Commento al Vangelo del 26 Maggio 2019 – don Tonino Lasconi

La pace ricevuta in dono deve diventare un dono.

Continuando il messaggio di domenica scorsa, la parola di Dio insiste a chiederci impegni che umanamente sembrano impossibili.
Il brano dell’Apocalisse precisa che la città di Dio, il paradiso che dobbiamo costruire tra le nostre strade quotidiane, è un luogo di pace e di armonia. Lì infatti tutto è equilibrato e misurato: «È cinta da grandi e alte mura con dodici porte: sopra queste porte stanno dodici angeli e nomi scritti, i nomi delle dodici tribù dei figli d’Israele. A oriente tre porte, a settentrione tre porte, a mezzogiorno tre porte e a occidente tre porte. Le mura della città poggiano su dodici basamenti, sopra i quali sono i dodici nomi dei dodici apostoli dell’Agnello».

Il racconto degli Atti degli Apostoli racconta e testimonia come la Chiesa – quindi ogni singolo cristiano – debba creare pace, risolvendo i contrasti, anche quelli molto pesanti come era “in quel tempo” l’accoglienza dei pagani, con l’ascolto, il dialogo, la considerazione del punto di vista altrui, la pazienza, la gradualità, a volte cedendo oltre la tunica anche il mantello (Lc 6,29).

Il vangelo dà la motivazione del doveroso impegno a creare pace, facendoci riascoltare le parole di Gesù: «Vi lascio la pace, vi do la mia pace. Non come la dà il mondo, io la do a voi», che ci ricordano la consegna, lontanissima da un sentimentale e superficiale invito alla pace. Gesù infatti stabilisce due differenze, una tra la pace del mondo e la sua, un’altra tra il suo modo e quello del mondo di dare la pace.

La “sua” pace è quella che abbiamo visto costruire nella prima comunità cristiana nella controversia sull’ingresso dei pagani alla fede, e in tutti gli altri momenti di contrasto: ascolto, dialogo, considerazione del punto di vista altrui, pazienza, gradualità, a volte cedendo il mantello e la tunica.
Quella del mondo è basata sull’equilibrio della forza, sulla sottomissione rassegnata da parte dei più deboli, sull’indifferenza verso coloro che subiscono la prepotenza dei forti. Quella che ci dona Gesù è da costruire, faticosamente, quotidianamente con la spada della nonviolenza (Mt 10,34), porgendo l’altra guancia (Lc 6,29), perdonando sette volte sette (Mt 18,22), per creare armonia tra tutti i figli di Dio.

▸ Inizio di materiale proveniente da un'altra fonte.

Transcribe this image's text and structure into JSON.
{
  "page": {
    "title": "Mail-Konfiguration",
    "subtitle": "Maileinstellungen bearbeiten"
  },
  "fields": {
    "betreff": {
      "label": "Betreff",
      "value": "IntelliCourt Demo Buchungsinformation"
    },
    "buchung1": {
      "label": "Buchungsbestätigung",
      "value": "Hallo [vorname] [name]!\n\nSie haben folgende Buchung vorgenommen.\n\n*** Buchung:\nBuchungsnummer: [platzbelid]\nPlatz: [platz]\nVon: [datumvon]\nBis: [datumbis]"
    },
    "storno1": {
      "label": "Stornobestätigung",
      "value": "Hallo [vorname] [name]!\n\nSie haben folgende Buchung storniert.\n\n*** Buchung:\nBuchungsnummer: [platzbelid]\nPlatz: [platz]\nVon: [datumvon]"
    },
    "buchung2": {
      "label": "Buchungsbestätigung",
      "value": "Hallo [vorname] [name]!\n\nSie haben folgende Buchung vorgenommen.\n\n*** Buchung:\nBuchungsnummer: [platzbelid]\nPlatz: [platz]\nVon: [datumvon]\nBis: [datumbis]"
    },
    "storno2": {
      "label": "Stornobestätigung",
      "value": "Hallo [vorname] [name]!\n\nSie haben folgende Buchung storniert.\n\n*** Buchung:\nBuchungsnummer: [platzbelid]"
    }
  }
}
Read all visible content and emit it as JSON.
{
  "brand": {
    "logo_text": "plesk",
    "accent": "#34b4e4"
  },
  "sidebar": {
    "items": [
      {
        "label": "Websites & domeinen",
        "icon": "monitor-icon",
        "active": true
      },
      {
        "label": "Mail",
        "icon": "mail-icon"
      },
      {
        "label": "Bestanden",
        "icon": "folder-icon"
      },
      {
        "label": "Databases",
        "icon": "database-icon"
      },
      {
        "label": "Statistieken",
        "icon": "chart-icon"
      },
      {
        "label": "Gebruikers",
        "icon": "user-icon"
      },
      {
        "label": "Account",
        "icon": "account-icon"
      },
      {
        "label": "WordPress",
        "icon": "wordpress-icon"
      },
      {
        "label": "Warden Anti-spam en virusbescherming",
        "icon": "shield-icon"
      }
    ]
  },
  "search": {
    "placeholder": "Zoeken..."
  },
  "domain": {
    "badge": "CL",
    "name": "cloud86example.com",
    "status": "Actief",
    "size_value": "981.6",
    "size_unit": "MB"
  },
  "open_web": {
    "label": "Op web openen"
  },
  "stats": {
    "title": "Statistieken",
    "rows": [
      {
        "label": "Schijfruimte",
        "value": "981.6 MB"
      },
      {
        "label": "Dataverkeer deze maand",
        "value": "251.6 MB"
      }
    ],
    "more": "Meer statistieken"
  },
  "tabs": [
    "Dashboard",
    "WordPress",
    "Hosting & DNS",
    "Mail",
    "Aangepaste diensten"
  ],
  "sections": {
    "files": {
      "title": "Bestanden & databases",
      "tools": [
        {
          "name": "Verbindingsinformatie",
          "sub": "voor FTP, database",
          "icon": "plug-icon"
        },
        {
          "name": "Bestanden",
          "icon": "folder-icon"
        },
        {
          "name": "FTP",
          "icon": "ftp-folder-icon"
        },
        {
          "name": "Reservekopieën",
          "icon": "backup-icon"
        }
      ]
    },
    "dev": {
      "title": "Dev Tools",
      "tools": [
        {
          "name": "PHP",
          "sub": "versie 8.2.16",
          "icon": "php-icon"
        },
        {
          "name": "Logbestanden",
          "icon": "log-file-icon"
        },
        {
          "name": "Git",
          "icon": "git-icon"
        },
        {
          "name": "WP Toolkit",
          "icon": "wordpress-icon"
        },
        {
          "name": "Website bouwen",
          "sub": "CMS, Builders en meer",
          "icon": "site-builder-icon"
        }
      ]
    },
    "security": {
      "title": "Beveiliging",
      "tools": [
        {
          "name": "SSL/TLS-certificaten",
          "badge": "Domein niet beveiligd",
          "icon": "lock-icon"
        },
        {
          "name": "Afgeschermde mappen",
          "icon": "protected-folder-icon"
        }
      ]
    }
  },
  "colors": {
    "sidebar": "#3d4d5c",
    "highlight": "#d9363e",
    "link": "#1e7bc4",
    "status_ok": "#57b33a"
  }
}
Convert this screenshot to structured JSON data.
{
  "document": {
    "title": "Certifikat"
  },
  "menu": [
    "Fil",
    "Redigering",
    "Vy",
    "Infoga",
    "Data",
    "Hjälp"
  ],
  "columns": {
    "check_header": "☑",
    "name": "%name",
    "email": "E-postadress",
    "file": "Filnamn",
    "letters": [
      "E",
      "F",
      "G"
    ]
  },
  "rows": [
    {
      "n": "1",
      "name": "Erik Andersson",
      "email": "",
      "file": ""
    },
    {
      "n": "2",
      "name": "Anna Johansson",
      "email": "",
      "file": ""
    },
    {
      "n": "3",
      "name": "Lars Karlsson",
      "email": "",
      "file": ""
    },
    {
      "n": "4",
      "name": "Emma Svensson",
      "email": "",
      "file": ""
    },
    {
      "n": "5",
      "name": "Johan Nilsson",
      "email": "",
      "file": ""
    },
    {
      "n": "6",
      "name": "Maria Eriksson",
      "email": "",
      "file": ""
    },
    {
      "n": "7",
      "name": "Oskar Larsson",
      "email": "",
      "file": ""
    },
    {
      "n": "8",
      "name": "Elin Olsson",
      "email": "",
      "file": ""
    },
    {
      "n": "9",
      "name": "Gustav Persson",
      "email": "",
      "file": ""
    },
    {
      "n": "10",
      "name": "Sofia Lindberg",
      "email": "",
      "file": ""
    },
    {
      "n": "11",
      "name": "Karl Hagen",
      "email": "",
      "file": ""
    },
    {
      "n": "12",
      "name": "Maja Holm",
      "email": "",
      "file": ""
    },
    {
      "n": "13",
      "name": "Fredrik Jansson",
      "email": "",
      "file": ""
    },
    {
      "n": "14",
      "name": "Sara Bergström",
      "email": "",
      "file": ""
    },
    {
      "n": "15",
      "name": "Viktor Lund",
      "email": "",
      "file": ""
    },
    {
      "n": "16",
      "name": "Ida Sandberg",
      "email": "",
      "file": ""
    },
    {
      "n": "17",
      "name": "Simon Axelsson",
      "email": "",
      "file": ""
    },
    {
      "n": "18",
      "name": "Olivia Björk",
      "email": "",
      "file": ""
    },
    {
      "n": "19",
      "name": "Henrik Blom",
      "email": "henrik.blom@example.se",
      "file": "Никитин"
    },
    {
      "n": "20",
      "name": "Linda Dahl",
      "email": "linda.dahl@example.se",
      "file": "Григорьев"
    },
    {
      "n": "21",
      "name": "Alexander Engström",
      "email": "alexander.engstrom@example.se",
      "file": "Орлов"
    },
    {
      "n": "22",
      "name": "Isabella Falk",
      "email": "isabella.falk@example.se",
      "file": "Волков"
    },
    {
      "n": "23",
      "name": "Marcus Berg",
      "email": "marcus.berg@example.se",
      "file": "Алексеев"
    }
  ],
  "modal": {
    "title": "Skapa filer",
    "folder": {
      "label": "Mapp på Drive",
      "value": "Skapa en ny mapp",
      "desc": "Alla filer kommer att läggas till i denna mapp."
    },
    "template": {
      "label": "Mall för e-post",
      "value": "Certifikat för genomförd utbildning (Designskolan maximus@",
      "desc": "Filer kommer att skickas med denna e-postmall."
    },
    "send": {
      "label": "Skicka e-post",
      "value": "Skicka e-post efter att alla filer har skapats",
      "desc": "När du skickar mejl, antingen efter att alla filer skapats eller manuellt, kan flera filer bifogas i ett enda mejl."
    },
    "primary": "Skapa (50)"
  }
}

È possibile costruire la pace di Gesù su questa terra? A guardare la storia passata, una interminabile sequenza di guerre e violenza, sembrerebbe di no, e il presente non è diverso perché è un contrastarsi e un combattersi continuo tra stati, tra governi, tra partiti, tra categorie, tra persone singole.

Allora, rinunciamo? Proprio perché la pace di Gesù è così difficile da creare richiede l’impegno forte e continuo in chi la accetta come suo dono. D’altra parte, se è vero che la storia è una sequenza di guerre, è altrettanto vero che il genere umano non si è autodistrutto perché non sono mai mancati coloro che si sono schierati dalla parte della pace, ascoltando la nostalgia di pace che il Creatore ha messo nel cuore delle creature. Abramo, il simbolo della fede, rinunciò ai pascoli migliori per restare in pace con Lot (Gn 13,8-11).

È vero che è un’utopia pensare che tutta la terra arriverà a vivere in pace, ma la fede cristiana non è un’utopia. Altrimenti come si poteva credere (e come si può credere) alla risurrezione di Gesù e alla risurrezione della carne?

Ma noi gente semplice cosa possiamo fare? Certamente non è nelle nostre possibilità creare la pace nell’intero mondo, ma nel nostro piccolo mondo sì. E non è poco. A chi le chiedeva come promuovere la pace nel mondo Madre Teresa di Calcutta rispondeva: «Cosa puoi fare per promuovere la pace nel mondo? Vai a casa e ama la tua famiglia». Questo lo possiamo fare e possiamo fare anche molto di più. Anche nel condominio. Anche nel posto di lavoro. Anche in parrocchia.